Danke für ein Feedback.


----------



## Herbboy (9. Februar 2017)

Das ist nicht schlecht, bis auf zwei Sachen: das Netzteil taugt echt nix, da nimmst du lieber ein zb Be Quiet L8 500W 500 Watt be quiet! System Power 8 Non-Modular 80+ , wenn es günstig sein soll. Aber zu sehr sparen sollte man nicht, das hat schon seinen Grund, warum es sogar Netzteil mit nem Nennwert von "nur" 400-450W gibt, die über 80€ kosten.

Dann die CPU: die ist extra zum Übertakten gedacht, auch der Mugen 4 ist eher zum Übertakten gedacht. Du hast aber ein Mainboard, mit dem das nicht geht. Entweder du musst ein Z270-Board für eher 120-130€ nehmen, oder aber du lässt es mit dem Übertakten sein. Dann stellt sich aber die Frage, ob der Mehrtakt des 7700K den Aufpreis zu einem i7-7700 "ohne K" Wert ist, und ob denn nicht sogar ein Xeon E3-1231 v3 das beste wäre, der fast identische Power wie ein i7-6700 bzw 7700 hat.
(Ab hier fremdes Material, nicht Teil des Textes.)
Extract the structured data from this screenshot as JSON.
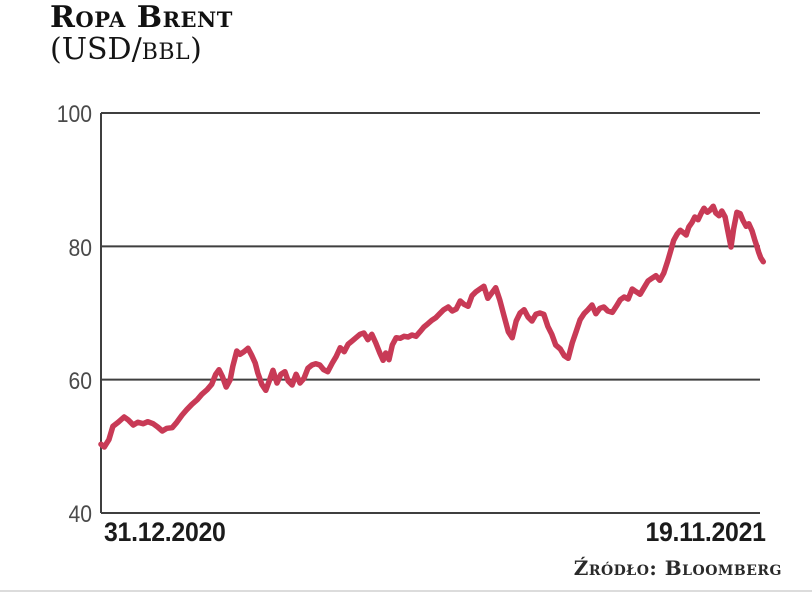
{
  "header": {
    "title": "Ropa Brent",
    "subtitle_pre": "(USD/",
    "subtitle_unit": "BBL",
    "subtitle_post": ")"
  },
  "source_label": "Źródło: Bloomberg",
  "chart_data": {
    "type": "line",
    "title": "Ropa Brent",
    "unit": "USD/BBL",
    "xtick_labels": [
      "31.12.2020",
      "19.11.2021"
    ],
    "yticks": [
      40,
      60,
      80,
      100
    ],
    "ytick_labels": [
      "40",
      "60",
      "80",
      "100"
    ],
    "ylim": [
      40,
      100
    ],
    "grid": "horizontal",
    "legend": "none",
    "line_color": "#c83a56",
    "axis_color": "#3f3f3f",
    "series": [
      {
        "name": "Brent (USD/BBL)",
        "points": [
          [
            0.0,
            50.3
          ],
          [
            0.005,
            49.9
          ],
          [
            0.012,
            51.0
          ],
          [
            0.018,
            53.0
          ],
          [
            0.026,
            53.6
          ],
          [
            0.035,
            54.4
          ],
          [
            0.041,
            54.0
          ],
          [
            0.049,
            53.2
          ],
          [
            0.056,
            53.6
          ],
          [
            0.064,
            53.4
          ],
          [
            0.071,
            53.7
          ],
          [
            0.079,
            53.4
          ],
          [
            0.086,
            52.9
          ],
          [
            0.093,
            52.3
          ],
          [
            0.1,
            52.7
          ],
          [
            0.108,
            52.8
          ],
          [
            0.115,
            53.6
          ],
          [
            0.123,
            54.7
          ],
          [
            0.13,
            55.5
          ],
          [
            0.138,
            56.3
          ],
          [
            0.146,
            57.0
          ],
          [
            0.153,
            57.8
          ],
          [
            0.161,
            58.5
          ],
          [
            0.168,
            59.3
          ],
          [
            0.174,
            60.8
          ],
          [
            0.179,
            61.5
          ],
          [
            0.184,
            60.5
          ],
          [
            0.19,
            58.9
          ],
          [
            0.196,
            60.0
          ],
          [
            0.2,
            62.0
          ],
          [
            0.206,
            64.3
          ],
          [
            0.211,
            63.8
          ],
          [
            0.217,
            64.2
          ],
          [
            0.223,
            64.7
          ],
          [
            0.229,
            63.6
          ],
          [
            0.234,
            62.5
          ],
          [
            0.238,
            61.0
          ],
          [
            0.244,
            59.3
          ],
          [
            0.25,
            58.4
          ],
          [
            0.256,
            60.0
          ],
          [
            0.261,
            61.4
          ],
          [
            0.267,
            59.5
          ],
          [
            0.273,
            60.8
          ],
          [
            0.279,
            61.2
          ],
          [
            0.284,
            59.8
          ],
          [
            0.29,
            59.2
          ],
          [
            0.296,
            60.8
          ],
          [
            0.302,
            59.5
          ],
          [
            0.308,
            60.2
          ],
          [
            0.314,
            61.7
          ],
          [
            0.32,
            62.2
          ],
          [
            0.326,
            62.4
          ],
          [
            0.332,
            62.2
          ],
          [
            0.338,
            61.5
          ],
          [
            0.344,
            61.2
          ],
          [
            0.351,
            62.5
          ],
          [
            0.357,
            63.5
          ],
          [
            0.363,
            64.8
          ],
          [
            0.369,
            64.2
          ],
          [
            0.375,
            65.3
          ],
          [
            0.381,
            65.8
          ],
          [
            0.387,
            66.3
          ],
          [
            0.393,
            66.8
          ],
          [
            0.399,
            67.0
          ],
          [
            0.405,
            66.0
          ],
          [
            0.411,
            66.8
          ],
          [
            0.417,
            65.5
          ],
          [
            0.423,
            64.0
          ],
          [
            0.428,
            62.9
          ],
          [
            0.432,
            64.0
          ],
          [
            0.437,
            63.0
          ],
          [
            0.442,
            65.2
          ],
          [
            0.448,
            66.3
          ],
          [
            0.454,
            66.2
          ],
          [
            0.46,
            66.5
          ],
          [
            0.466,
            66.4
          ],
          [
            0.472,
            66.7
          ],
          [
            0.478,
            66.5
          ],
          [
            0.484,
            67.2
          ],
          [
            0.49,
            67.9
          ],
          [
            0.496,
            68.4
          ],
          [
            0.502,
            68.9
          ],
          [
            0.508,
            69.3
          ],
          [
            0.514,
            69.9
          ],
          [
            0.52,
            70.5
          ],
          [
            0.527,
            70.9
          ],
          [
            0.533,
            70.3
          ],
          [
            0.539,
            70.6
          ],
          [
            0.545,
            71.8
          ],
          [
            0.551,
            71.3
          ],
          [
            0.557,
            71.0
          ],
          [
            0.563,
            72.6
          ],
          [
            0.569,
            73.2
          ],
          [
            0.575,
            73.6
          ],
          [
            0.581,
            74.0
          ],
          [
            0.587,
            72.2
          ],
          [
            0.593,
            73.0
          ],
          [
            0.599,
            73.8
          ],
          [
            0.605,
            72.0
          ],
          [
            0.611,
            69.8
          ],
          [
            0.618,
            67.2
          ],
          [
            0.624,
            66.3
          ],
          [
            0.63,
            68.8
          ],
          [
            0.636,
            70.0
          ],
          [
            0.642,
            70.5
          ],
          [
            0.648,
            69.4
          ],
          [
            0.654,
            68.8
          ],
          [
            0.66,
            69.8
          ],
          [
            0.666,
            70.0
          ],
          [
            0.672,
            69.8
          ],
          [
            0.678,
            68.0
          ],
          [
            0.684,
            66.8
          ],
          [
            0.69,
            65.2
          ],
          [
            0.697,
            64.6
          ],
          [
            0.703,
            63.6
          ],
          [
            0.709,
            63.2
          ],
          [
            0.715,
            65.5
          ],
          [
            0.721,
            67.2
          ],
          [
            0.727,
            69.0
          ],
          [
            0.733,
            69.9
          ],
          [
            0.739,
            70.5
          ],
          [
            0.745,
            71.2
          ],
          [
            0.751,
            69.9
          ],
          [
            0.757,
            70.7
          ],
          [
            0.763,
            70.9
          ],
          [
            0.769,
            70.3
          ],
          [
            0.776,
            70.1
          ],
          [
            0.782,
            71.0
          ],
          [
            0.788,
            72.0
          ],
          [
            0.794,
            72.4
          ],
          [
            0.8,
            72.1
          ],
          [
            0.806,
            73.6
          ],
          [
            0.812,
            73.2
          ],
          [
            0.818,
            72.8
          ],
          [
            0.824,
            73.8
          ],
          [
            0.83,
            74.8
          ],
          [
            0.836,
            75.2
          ],
          [
            0.842,
            75.6
          ],
          [
            0.848,
            74.9
          ],
          [
            0.854,
            76.0
          ],
          [
            0.86,
            77.8
          ],
          [
            0.865,
            79.5
          ],
          [
            0.869,
            80.9
          ],
          [
            0.874,
            81.8
          ],
          [
            0.879,
            82.4
          ],
          [
            0.883,
            82.1
          ],
          [
            0.888,
            81.7
          ],
          [
            0.892,
            82.9
          ],
          [
            0.897,
            83.6
          ],
          [
            0.901,
            84.4
          ],
          [
            0.906,
            84.0
          ],
          [
            0.911,
            85.0
          ],
          [
            0.915,
            85.7
          ],
          [
            0.92,
            85.1
          ],
          [
            0.924,
            85.4
          ],
          [
            0.929,
            86.0
          ],
          [
            0.933,
            85.0
          ],
          [
            0.938,
            84.6
          ],
          [
            0.942,
            85.3
          ],
          [
            0.947,
            84.4
          ],
          [
            0.951,
            82.4
          ],
          [
            0.956,
            79.9
          ],
          [
            0.96,
            82.6
          ],
          [
            0.965,
            85.1
          ],
          [
            0.97,
            84.9
          ],
          [
            0.974,
            83.9
          ],
          [
            0.979,
            83.0
          ],
          [
            0.983,
            83.4
          ],
          [
            0.988,
            82.3
          ],
          [
            0.992,
            81.0
          ],
          [
            0.995,
            80.1
          ],
          [
            0.998,
            79.1
          ],
          [
            1.001,
            78.3
          ],
          [
            1.005,
            77.7
          ]
        ]
      }
    ]
  }
}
Der hat auch 8 Threads wie der i7-7700K, du zahlst aber für den Xeon nur 260€. Beim Mainboard reicht dann ebenfalls eines für 70-80€ dicke aus., aber es müsste eines mit dem Sockel 1150 sein, denn der Xeon ist für den den Sockel 1150. Für den 1151 gibt es keine lohnenswerten Xeons, da du dann wiederum ein spezielles, teures Board braucht. Für den Sockel 1150 brauchst Du aber auch DDR3-RAM. Vlt hast du da ja noch welches? Was hast du denn aktuell für nen PC?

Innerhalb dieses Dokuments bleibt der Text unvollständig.